Cartas oceánicas

El mejor futbolista de la ciudad

Aficionado y futbolista, Francesco Totti cumplió la regla de oro de la identidad: ser leyenda en el equipo de su ciudad. Totti no solo jugó para la Roma, durante sus 23 años en el equipo continuó siendo un ciudadano más: conducía una Vespa, caminaba por sus calles, asistía al mendigo, atendía a los tiffosi y tomaba café en el mismo bar. La naturalidad con que asumió el papel de ídolo, contrastaba con el resplandor que podía confundir al futbolista joven, guapo, famoso y millonario. Su figura, un monumento urbano, se convirtió en un manual de civismo para los romanos. Y su carrera, un documento sobre lealtad, alcanzó registros propios del legionario.
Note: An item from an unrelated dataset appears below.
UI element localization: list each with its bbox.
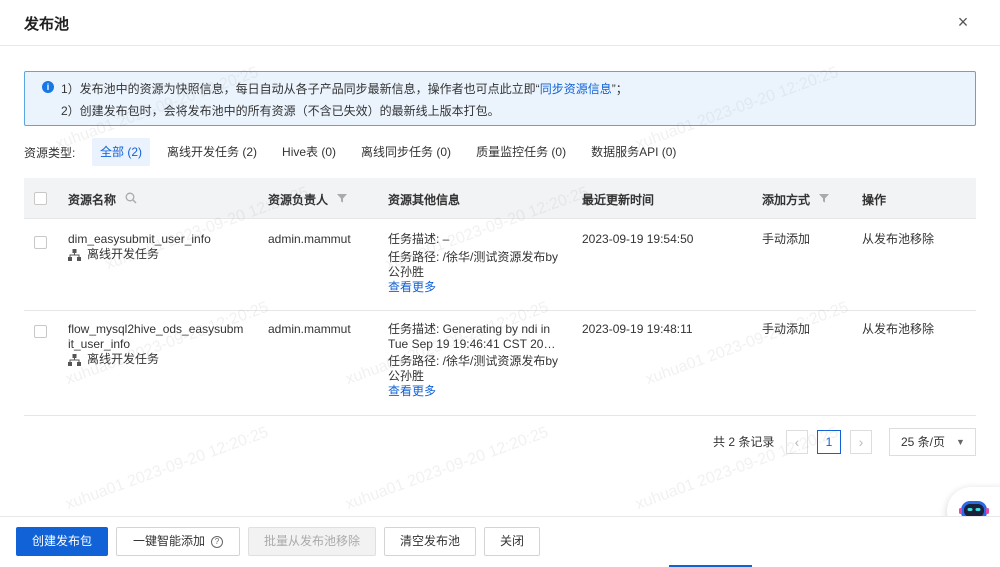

Nunca encontró una buena razón para irse ni buscó motivos para provocarlo. Nadie defendió tanto el nombre de la nueva Roma como Totti, y pocos futbolistas han sido identificados tanto con una ciudad. Es un legítimo héroe de barrio. Los últimos meses en el equipo de su vida fueron los más dolorosos de su carrera. Al acelerarse la decadencia del veterano, la Roma no supo estar a la altura del acontecimiento. Técnico y directiva han tratado al emblemático jugador como un costal de años. Ayer un Bernabéu repleto, experto en los grandes detalles, olfateó los minutos finales de su trayectoria europea dedicándole una ovación memorable. La relación de Totti con el club al que llegó como juvenil, se deterioró al grado de dividir a los aficionados a favor del capitán y en contra de la institución. En un intento por componer sus desatinos, el dueño de la Roma, hombre de negocios, ha dicho que Totti se irá cuando quiera irse. Ningún tifossi ha pedido que el tiempo devuelva los mejores años del futbolista, lo que han pedido es respeto por uno de los suyos: un ciudadano más.